In one instance, a couple where both parties are on a fixed income (SSI) and already had 3 kids decided to have another baby, this is a family that every month must go to the food pantry because their food stamps don’t last the whole month and they have no additional money to buy food. I barely know this couple but when they announced they were expecting baby #4, I really wanted to go why??? I’m sorry but if you are at the food pantry every month maybe another mouth to feed is a bad idea….

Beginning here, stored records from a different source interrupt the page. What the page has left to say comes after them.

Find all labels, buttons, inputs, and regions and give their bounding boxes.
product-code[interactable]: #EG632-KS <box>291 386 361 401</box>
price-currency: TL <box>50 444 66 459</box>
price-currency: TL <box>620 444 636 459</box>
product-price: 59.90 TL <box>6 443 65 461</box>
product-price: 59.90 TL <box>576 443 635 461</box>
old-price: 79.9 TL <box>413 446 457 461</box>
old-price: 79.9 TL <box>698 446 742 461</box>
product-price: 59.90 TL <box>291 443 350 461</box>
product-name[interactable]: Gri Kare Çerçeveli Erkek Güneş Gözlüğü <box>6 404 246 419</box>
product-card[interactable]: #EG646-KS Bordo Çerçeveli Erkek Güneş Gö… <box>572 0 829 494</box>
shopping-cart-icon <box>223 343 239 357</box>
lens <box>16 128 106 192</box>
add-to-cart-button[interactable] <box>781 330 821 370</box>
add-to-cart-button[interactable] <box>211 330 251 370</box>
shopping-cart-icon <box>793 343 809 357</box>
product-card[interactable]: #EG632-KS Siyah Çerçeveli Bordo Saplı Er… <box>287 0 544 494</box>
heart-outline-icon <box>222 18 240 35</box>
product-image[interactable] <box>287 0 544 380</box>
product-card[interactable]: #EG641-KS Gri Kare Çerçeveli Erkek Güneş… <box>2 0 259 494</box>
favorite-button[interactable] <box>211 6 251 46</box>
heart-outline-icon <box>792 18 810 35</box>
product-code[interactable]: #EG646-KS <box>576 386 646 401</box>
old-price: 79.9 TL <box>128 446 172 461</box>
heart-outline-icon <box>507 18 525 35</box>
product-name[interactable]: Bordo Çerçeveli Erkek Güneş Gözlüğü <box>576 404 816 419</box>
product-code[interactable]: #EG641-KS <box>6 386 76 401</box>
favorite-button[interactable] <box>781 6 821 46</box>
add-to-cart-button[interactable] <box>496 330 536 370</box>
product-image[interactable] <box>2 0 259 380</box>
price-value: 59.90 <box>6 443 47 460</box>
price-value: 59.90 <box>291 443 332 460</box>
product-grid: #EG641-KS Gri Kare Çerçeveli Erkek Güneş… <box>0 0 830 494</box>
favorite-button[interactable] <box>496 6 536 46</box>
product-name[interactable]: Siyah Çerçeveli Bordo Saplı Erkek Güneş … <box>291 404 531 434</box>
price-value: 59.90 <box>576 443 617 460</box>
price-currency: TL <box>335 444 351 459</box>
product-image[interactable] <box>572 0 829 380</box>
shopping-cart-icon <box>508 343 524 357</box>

By the same token, you have so-called middle class folks buying half a million dollar homes and yes I know in certain parts of the country that is nothing, but folks buying homes with either no money down or fancy loans like the interest-only loan. Duh, it used to be you needed to put 20% down to buy and excuse me but what the hell is the difference between a interest only loan and renting? Nothing except that one gives the illusion of ownership but you are no closer to owning than the guy who rents outright. Yet now droves of folks are losing their homes now and yes some of it is because of predatory lenders but in some cases people did not sit down and think the situation through. I know because had it not been for having a savvy ass father in-law and doing a bit of research, my ass might be joining some of y’all.

Look my point is not to rail against folks and kick anyone when they are down but as I get older, I see there is a lot of value in searching ourselves and really assessing things before we make what could be bad decisions and that is part of being an adult and taking some personal responsibility for ourselves.